Erdoğan: Kur faiz spekülasyonu ile karşı karşıyayız

Cumhurbaşkanı Erdoğan: Kur faiz spekülasyonu ile karşı karşıyayız. Yeni ekonomi modeliyle, yüksek faiz verecek sıcak para çekme politikasını elimizin tersiyle itiyoruz. Düşük faizle, üretimi ve ihracatı destekleyeceğiz. Zengini zengin yapan model faizciliktir. Faiz zengini daha zengin, fakiri daha fakir yapar.

erdoğan kur faiz

TRT özel yayınında gündeme ilişkin değerlendirmelerde bulunan Cumhurbaşkanı Recep Tayyip Erdoğan, “Faiz zengini daha zengin, fakiri de daha fakir yapar. Özellikle Türkiye ne zaman yüksek faiz kıskacından çıkmak için adım atmışsa döviz kuru üzerinden manipülatif bir baskıyla hep karşı karşıya kalmıştır” ifadelerini kullandı.

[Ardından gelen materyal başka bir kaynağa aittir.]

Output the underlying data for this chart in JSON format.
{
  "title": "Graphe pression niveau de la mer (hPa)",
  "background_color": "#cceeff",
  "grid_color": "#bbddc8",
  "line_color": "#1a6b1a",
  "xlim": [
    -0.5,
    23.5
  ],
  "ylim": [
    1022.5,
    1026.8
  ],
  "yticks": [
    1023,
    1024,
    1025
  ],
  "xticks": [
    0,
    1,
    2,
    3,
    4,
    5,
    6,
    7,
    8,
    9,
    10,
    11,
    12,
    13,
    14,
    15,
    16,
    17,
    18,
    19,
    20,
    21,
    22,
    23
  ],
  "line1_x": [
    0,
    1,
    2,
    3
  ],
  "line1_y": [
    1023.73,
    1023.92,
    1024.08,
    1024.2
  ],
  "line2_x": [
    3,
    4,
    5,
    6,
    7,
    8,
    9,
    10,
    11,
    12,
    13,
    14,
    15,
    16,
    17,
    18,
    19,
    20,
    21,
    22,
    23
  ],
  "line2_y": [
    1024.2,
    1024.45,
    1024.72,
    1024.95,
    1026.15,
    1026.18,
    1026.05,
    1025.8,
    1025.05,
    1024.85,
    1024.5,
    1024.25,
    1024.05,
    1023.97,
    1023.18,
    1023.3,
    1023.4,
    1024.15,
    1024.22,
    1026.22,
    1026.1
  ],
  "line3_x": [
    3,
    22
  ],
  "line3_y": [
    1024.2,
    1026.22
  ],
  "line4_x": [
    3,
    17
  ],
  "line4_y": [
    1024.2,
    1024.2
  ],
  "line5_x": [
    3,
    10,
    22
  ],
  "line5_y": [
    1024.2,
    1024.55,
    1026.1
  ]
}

Cumhurbaşkanı Recep Tayyip Erdoğan, ortak canlı yayında gündemdeki gelişmeleri değerlendirdi. Erdoğan’ın açıklamalarından öne çıkan başlıklar şöyle:


Küresel salgın döneminde her şeyden önce Türkiye özellikle çok farklı bir ayrışma ortaya koydu. Yıl sonu itibariyle de bu pozitif ayrışmayı devam ettireceği inancındayım. Bunu sadece biz değil OECD; onlar da aynı şekilde söylüyorlar. Üçüncü çeyrekte de pozitif görümünü hamdolsun korudu. Bu beklentileri de aşarak böyle konuma gelmiş olması da aç kurtlar gibi bekleyenleri şaşırttı. Halbuki biz şaşırmadık. Sonunda da biz beklentimizi bulacağız. Ondan şüphe yok. Faizi düşürmek suretiyle yatırım, istihdam, üretim, ihracat ve büyüme. Bu dört tane ana başlık bize büyümeyi getirecek. Bizim tahminimiz asgari 10 ama bunun üzerine de çıkabilir. Yıl sonu itibariyle enflasyon da kendisini gösterecek. Faiz sebep, enflasyon neticedir. Faizi şu anda düşürüyoruz, enflasyonun da inşallah düştüğünü hep birlikte göreceğiz. Buna inanıyorum.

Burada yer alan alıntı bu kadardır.